Eleonore Lépinard, Sarah Mazouz

  • Intersectionnalité
  • Commentaire

    Une convergence qui ne doit rien au hasard & les stratégies de délégitimisation à l'oeuvre

    La première partie de ce livre constitue une défense face aux détracteureuses de l'intersectionnalité. Reprenant l'ouvrage de Noiriel et Beaud comme d'un exemple typique de ses attaques, les auteurices nous disent qu'ils et elles la critiquent sur plusieurs points que sont une réification des identités, un oubli de la classe et, en conséquence, une focalisation sur la race.

    Or, ses critiques n'ont rien de fondées. El est tout à fait vrai qu'el existe des débats quand au concept en lui-même, et par exemple à sa tendance à réifier les intersections qu'elle met en lumière, mais c'est bien plutôt les critiques grossières qu'els entendent démontées ici. Car en effet, critiquer, rejeter même, l'intersectionnalité en bloc et de la façon dont le font ces dernians, c'est faire partie de la longue histoire de l'hégémonie française. Tout ce que ces attaques montrent, encore une fois, est que plus un concept est dérangeant, plus il sera la cible de critiques grossières et ce, de part et d'autres du spectre politique. Car la droite n'est pas la seule à rejeter ce concept. Quand bien même elle rejette le concept dans son entièreté, el ne faut pas oublier non plus ce pan de la gauche qui cherche à diriger, à se placer en arbitre objectif du débat (comme si cela était possible) et qui de la sorte se ralie à la droite dans une conception universaliste.

    Dans un pays encore très entaché de cette notion particulièrement problématique qu'est l'universalisme républicain, el n'est donc pas étonant de voir la race se faire attaquée au profit de la classe. La race - et contrairement à la classe - est un sujet de division car c'est un sujet qui vient casser l'illusion de l'abstraction à la française et qui nous voudrait touste pareil.
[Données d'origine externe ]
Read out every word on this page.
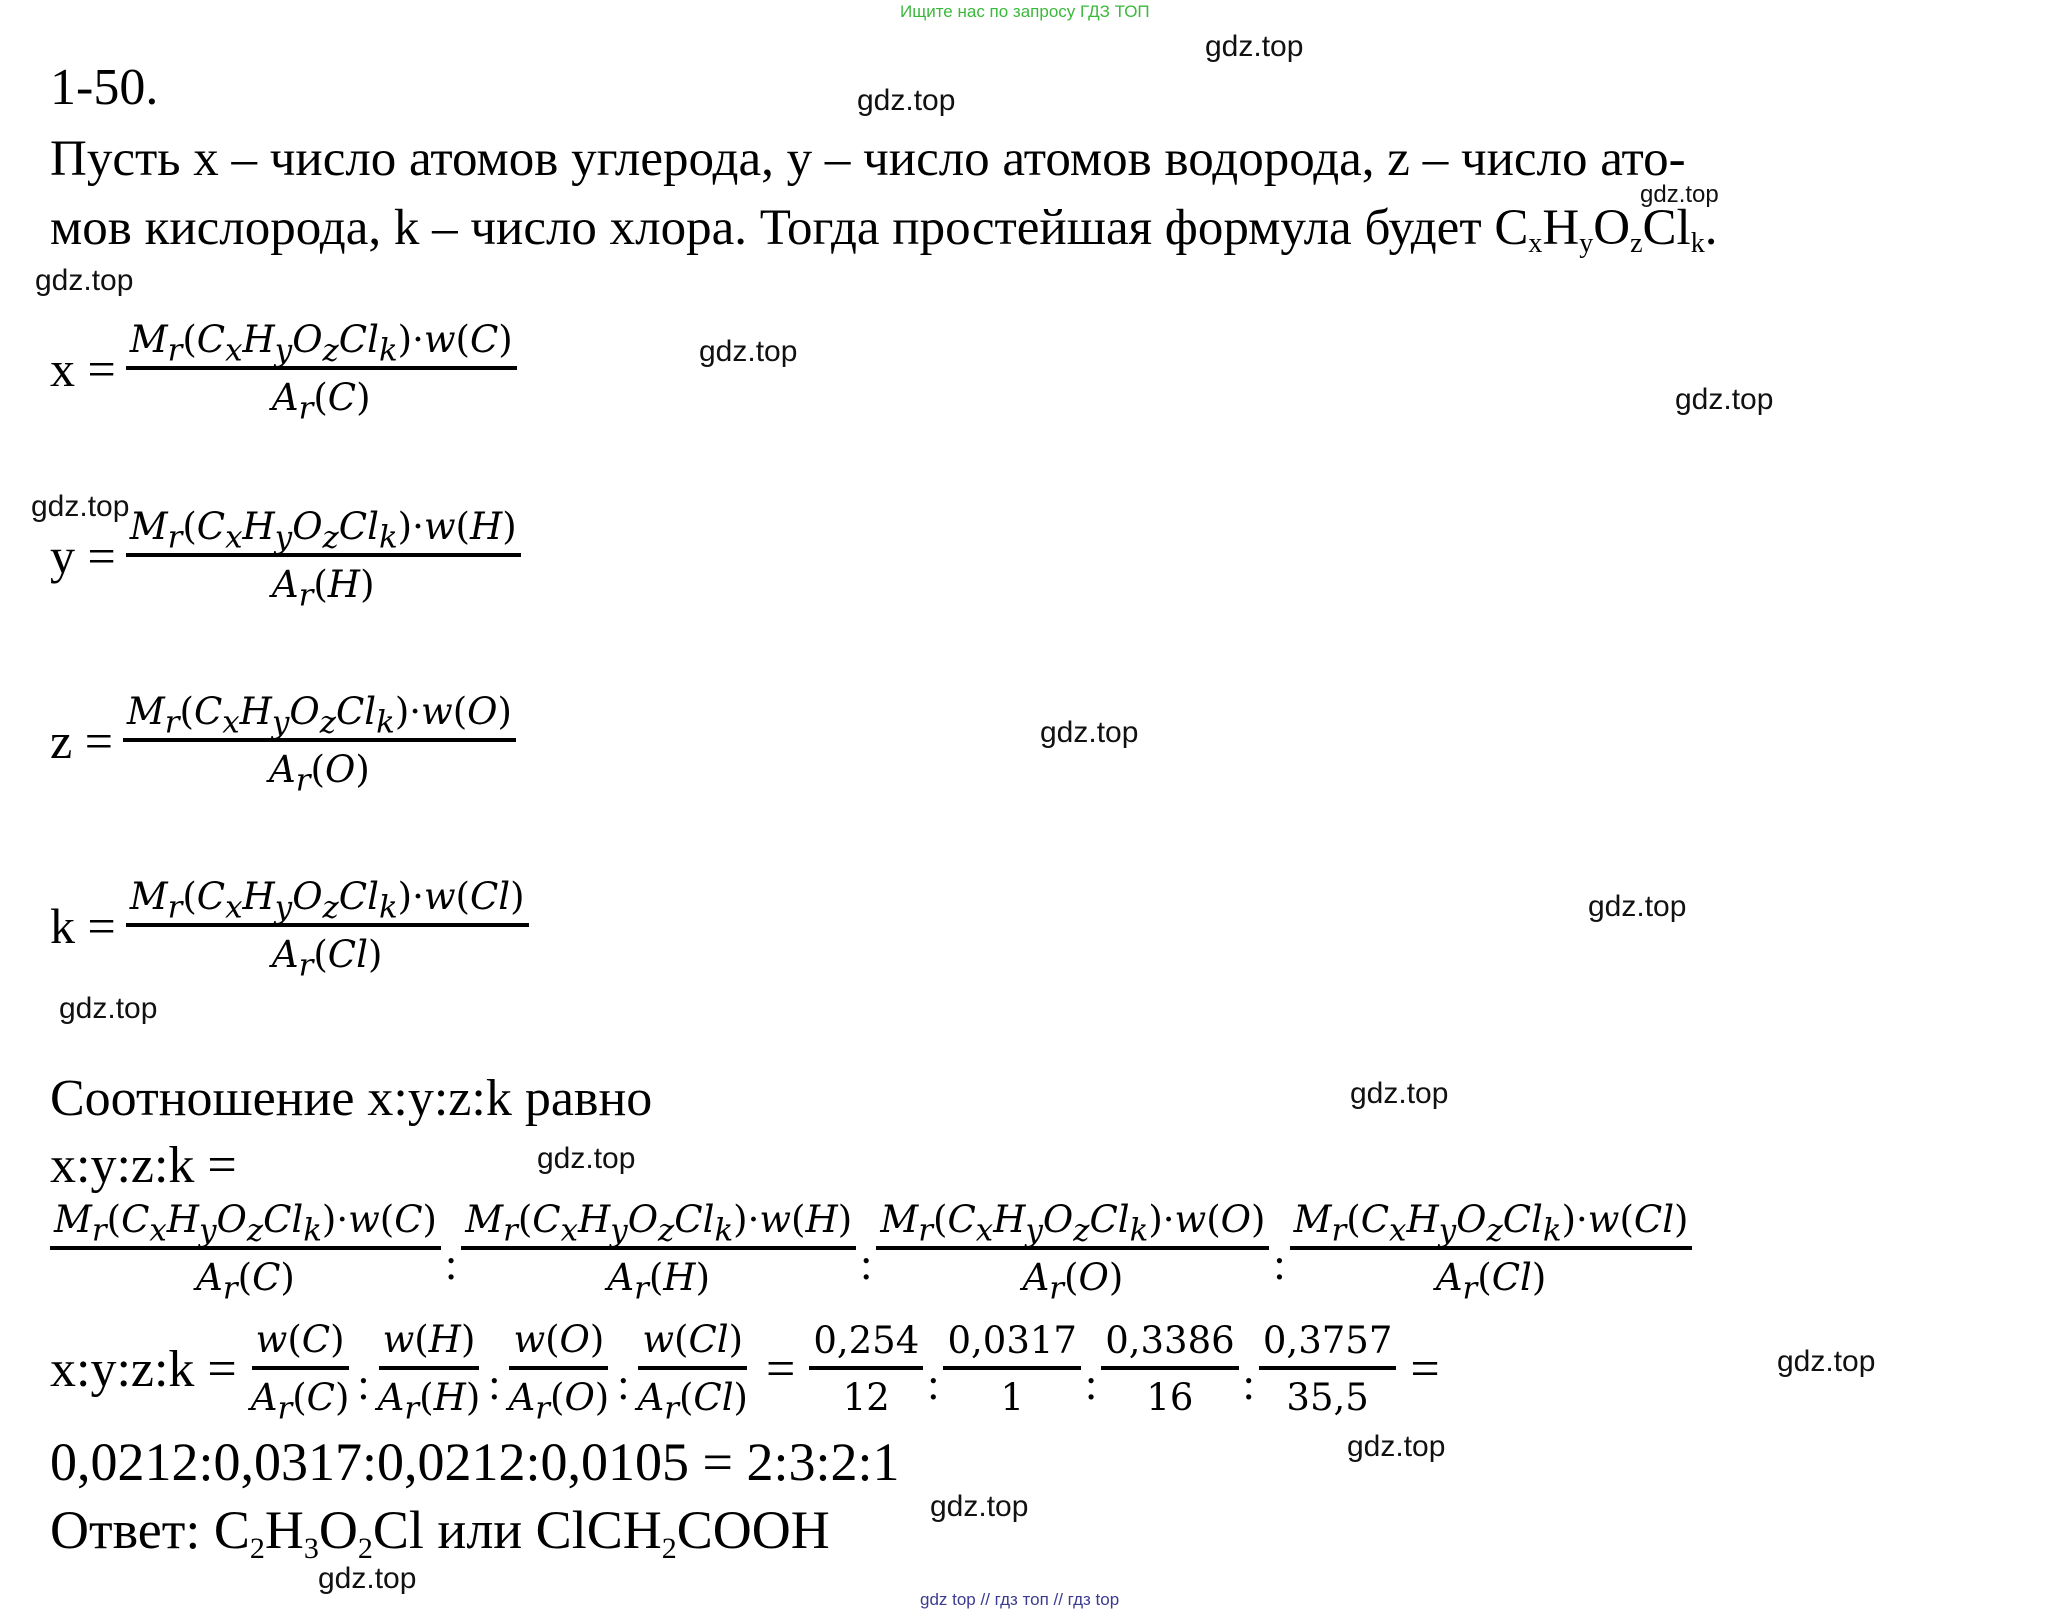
Ищите нас по запросу ГДЗ ТОП
1-50.
Пусть x – число атомов углерода, y – число атомов водорода, z – число ато-
мов кислорода, k – число хлора. Тогда простейшая формула будет CxHyOzClk.
$x = \frac{M_r(C_xH_yO_zCl_k)\cdot w(C)}{A_r(C)}$
$y = \frac{M_r(C_xH_yO_zCl_k)\cdot w(H)}{A_r(H)}$
$z = \frac{M_r(C_xH_yO_zCl_k)\cdot w(O)}{A_r(O)}$
$k = \frac{M_r(C_xH_yO_zCl_k)\cdot w(Cl)}{A_r(Cl)}$
Соотношение x:y:z:k равно
x:y:z:k =
$\frac{M_r(C_xH_yO_zCl_k)\cdot w(C)}{A_r(C)}$ : $\frac{M_r(C_xH_yO_zCl_k)\cdot w(H)}{A_r(H)}$ : $\frac{M_r(C_xH_yO_zCl_k)\cdot w(O)}{A_r(O)}$ : $\frac{M_r(C_xH_yO_zCl_k)\cdot w(Cl)}{A_r(Cl)}$
x:y:z:k = $\frac{w(C)}{A_r(C)}$ : $\frac{w(H)}{A_r(H)}$ : $\frac{w(O)}{A_r(O)}$ : $\frac{w(Cl)}{A_r(Cl)} = \frac{0,254}{12}$ : $\frac{0,0317}{1}$ : $\frac{0,3386}{16}$ : $\frac{0,3757}{35,5}$ =
0,0212:0,0317:0,0212:0,0105 = 2:3:2:1
Ответ: C2H3O2Cl или ClCH2COOH
gdz.top
gdz.top
gdz.top
gdz.top
gdz.top
gdz.top
gdz.top
gdz.top
gdz.top
gdz.top
gdz.top
gdz.top
gdz.top
gdz.top
gdz.top
gdz.top
gdz top // гдз топ // гдз top
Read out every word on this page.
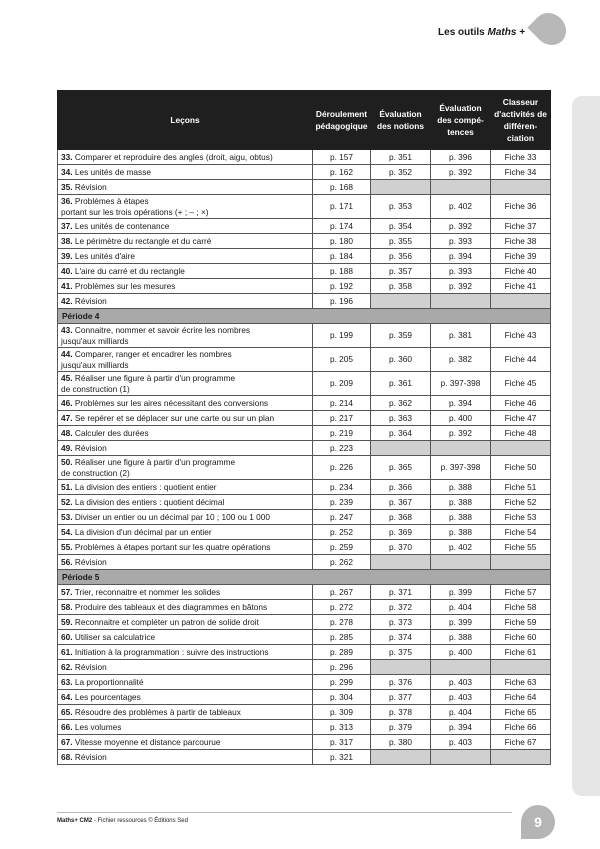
Les outils Maths +
Leçons	Déroulement pédagogique	Évaluation des notions	Évaluation des compé-tences	Classeur d'activités de différen-ciation
33. Comparer et reproduire des angles (droit, aigu, obtus)	p. 157	p. 351	p. 396	Fiche 33
34. Les unités de masse	p. 162	p. 352	p. 392	Fiche 34
35. Révision	p. 168			
36. Problèmes à étapes
portant sur les trois opérations (+ ; – ; ×)	p. 171	p. 353	p. 402	Fiche 36
37. Les unités de contenance	p. 174	p. 354	p. 392	Fiche 37
38. Le périmètre du rectangle et du carré	p. 180	p. 355	p. 393	Fiche 38
39. Les unités d'aire	p. 184	p. 356	p. 394	Fiche 39
40. L'aire du carré et du rectangle	p. 188	p. 357	p. 393	Fiche 40
41. Problèmes sur les mesures	p. 192	p. 358	p. 392	Fiche 41
42. Révision	p. 196			
Période 4				
43. Connaitre, nommer et savoir écrire les nombres
jusqu'aux milliards	p. 199	p. 359	p. 381	Fiche 43
44. Comparer, ranger et encadrer les nombres
jusqu'aux milliards	p. 205	p. 360	p. 382	Fiche 44
45. Réaliser une figure à partir d'un programme
de construction (1)	p. 209	p. 361	p. 397-398	Fiche 45
46. Problèmes sur les aires nécessitant des conversions	p. 214	p. 362	p. 394	Fiche 46
47. Se repérer et se déplacer sur une carte ou sur un plan	p. 217	p. 363	p. 400	Fiche 47
48. Calculer des durées	p. 219	p. 364	p. 392	Fiche 48
49. Révision	p. 223			
50. Réaliser une figure à partir d'un programme
de construction (2)	p. 226	p. 365	p. 397-398	Fiche 50
51. La division des entiers : quotient entier	p. 234	p. 366	p. 388	Fiche 51
52. La division des entiers : quotient décimal	p. 239	p. 367	p. 388	Fiche 52
53. Diviser un entier ou un décimal par 10 ; 100 ou 1 000	p. 247	p. 368	p. 388	Fiche 53
54. La division d'un décimal par un entier	p. 252	p. 369	p. 388	Fiche 54
55. Problèmes à étapes portant sur les quatre opérations	p. 259	p. 370	p. 402	Fiche 55
56. Révision	p. 262			
Période 5				
57. Trier, reconnaitre et nommer les solides	p. 267	p. 371	p. 399	Fiche 57
58. Produire des tableaux et des diagrammes en bâtons	p. 272	p. 372	p. 404	Fiche 58
59. Reconnaitre et compléter un patron de solide droit	p. 278	p. 373	p. 399	Fiche 59
60. Utiliser sa calculatrice	p. 285	p. 374	p. 388	Fiche 60
61. Initiation à la programmation : suivre des instructions	p. 289	p. 375	p. 400	Fiche 61
62. Révision	p. 296			
63. La proportionnalité	p. 299	p. 376	p. 403	Fiche 63
64. Les pourcentages	p. 304	p. 377	p. 403	Fiche 64
65. Résoudre des problèmes à partir de tableaux	p. 309	p. 378	p. 404	Fiche 65
66. Les volumes	p. 313	p. 379	p. 394	Fiche 66
67. Vitesse moyenne et distance parcourue	p. 317	p. 380	p. 403	Fiche 67
68. Révision	p. 321			
Maths+ CM2 - Fichier ressources © Éditions Sed	9
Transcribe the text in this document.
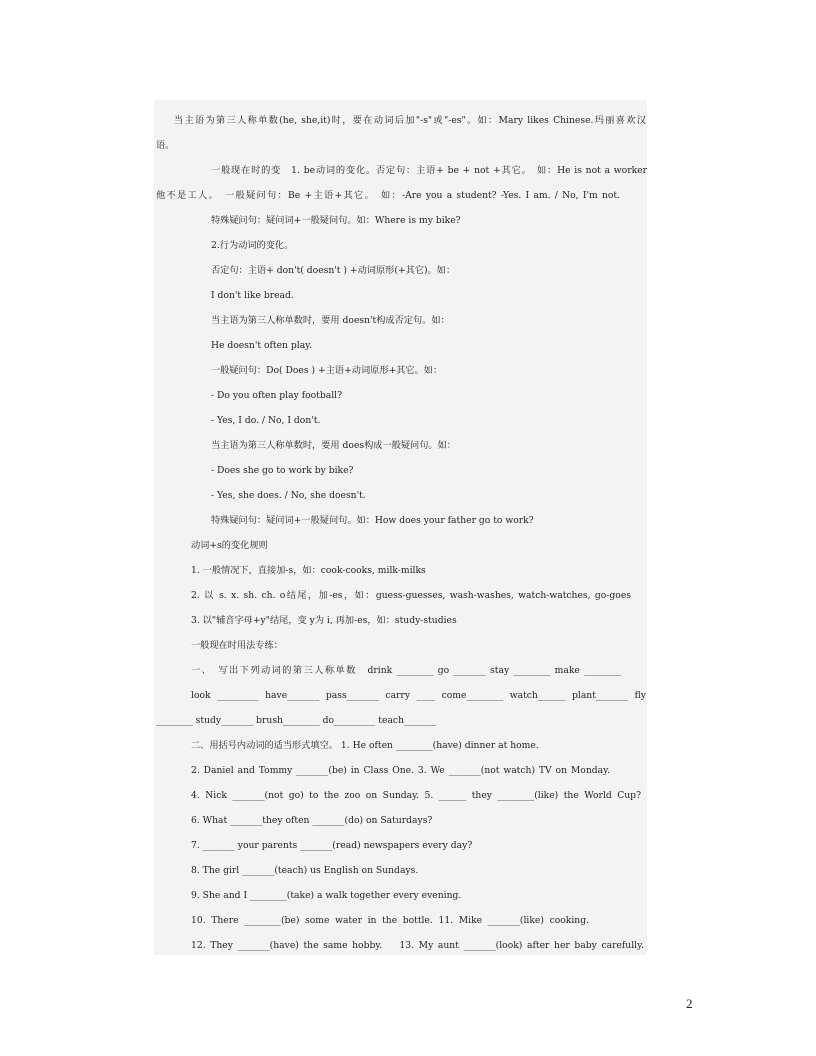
当主语为第三人称单数(he, she,it)时，要在动词后加"-s"或"-es"。如：Mary likes Chinese.玛丽喜欢汉
语。
一般现在时的变　1. be动词的变化。否定句：主语+ be + not +其它。　如：He is not a worker
他不是工人。　一般疑问句：Be +主语+其它。　如：-Are you a student? -Yes. I am. / No, I'm not.
特殊疑问句：疑问词+一般疑问句。如：Where is my bike?
2.行为动词的变化。
否定句：主语+ don't( doesn't ) +动词原形(+其它)。如：
I don't like bread.
当主语为第三人称单数时，要用 doesn't构成否定句。如：
He doesn't often play.
一般疑问句：Do( Does ) +主语+动词原形+其它。如：
- Do you often play football?
- Yes, I do. / No, I don't.
当主语为第三人称单数时，要用 does构成一般疑问句。如：
- Does she go to work by bike?
- Yes, she does. / No, she doesn't.
特殊疑问句：疑问词+一般疑问句。如：How does your father go to work?
动词+s的变化规则
1. 一般情况下，直接加-s，如：cook-cooks, milk-milks
2. 以 s. x. sh. ch. o结尾，加-es，如：guess-guesses, wash-washes, watch-watches, go-goes
3. 以"辅音字母+y"结尾，变 y为 i, 再加-es，如：study-studies
一般现在时用法专练：
一、　写出下列动词的第三人称单数　drink ________ go _______ stay ________ make ________
look _________ have_______ pass_______ carry ____ come________ watch______ plant_______ fly
________ study_______ brush________ do_________ teach_______
二、用括号内动词的适当形式填空。 1. He often ________(have) dinner at home.
2. Daniel and Tommy _______(be) in Class One. 3. We _______(not watch) TV on Monday.
4. Nick _______(not go) to the zoo on Sunday. 5. ______ they ________(like) the World Cup?
6. What _______they often _______(do) on Saturdays?
7. _______ your parents _______(read) newspapers every day?
8. The girl _______(teach) us English on Sundays.
9. She and I ________(take) a walk together every evening.
10. There ________(be) some water in the bottle. 11. Mike _______(like) cooking.
12. They _______(have) the same hobby.　 13. My aunt _______(look) after her baby carefully.
2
Ainsi, l'attaque d'essentialisme alors même que l'intersectionnalité se concentre sur des rapports sociaux dynamiques et la focalisation sur la race alors même que dès son commençement, ce champ d'étude s'est aussi intéréssé à la classe puis à d'autres champs croisés tels que la sexualité ou la religion, ne sont que des parades pour délégitimiser un concept vu comme dérangeant pour l'ordre établi, et en ce sens el est d'ailleurs tout à fait pertinent de se demander pourquoi la classe, n'est-elle pas, elle « considéré par les sciences sociales comme problématique ou destructrice pour la société » (P.23).

    Contre le surplomb : les épistémologies du point de vue & Experiences et savoirs minoritaires : pour une politique de la présence

    Rappelant ce qu'els avaient déjà évoqué·es précedemment et concernant les nuances dans les critiques que l'on peut apporter à l'intersectionnalité, les auteurices enfoncent le clou de la critique de l'objectivité. Rappelant l'historique marxiste et féministe de ce que l'on appelle l'épistémologie du point de vue, les auteurices insistent sur la nécessité de démystifier l'objectivité prétendue des positions dominantes qui n'est en réalité rien d'autre qu'un des mécanismes de la blanchité. En outre, loin de cette idée que " seule les femmes peuvent parler des femmes, les noirs des noirs etc. » (P.43), ce qui ne serait d'ailleurs qu'une autre position autoritaire, el s'agit pour els de faire comprendre que chaque point de vue vient avec son lot de subjectivité et dont une auto-reflexion visant à toujours plus de neutralité seule ne serait nous sortir, n'en déplaisse à Bourdieu. Contrairement aux modes de connaissances des domiant·es qui se fait au travers d'un point de vue individuel et isolé, el s'agit au contraire de penser la connaissance collectivement.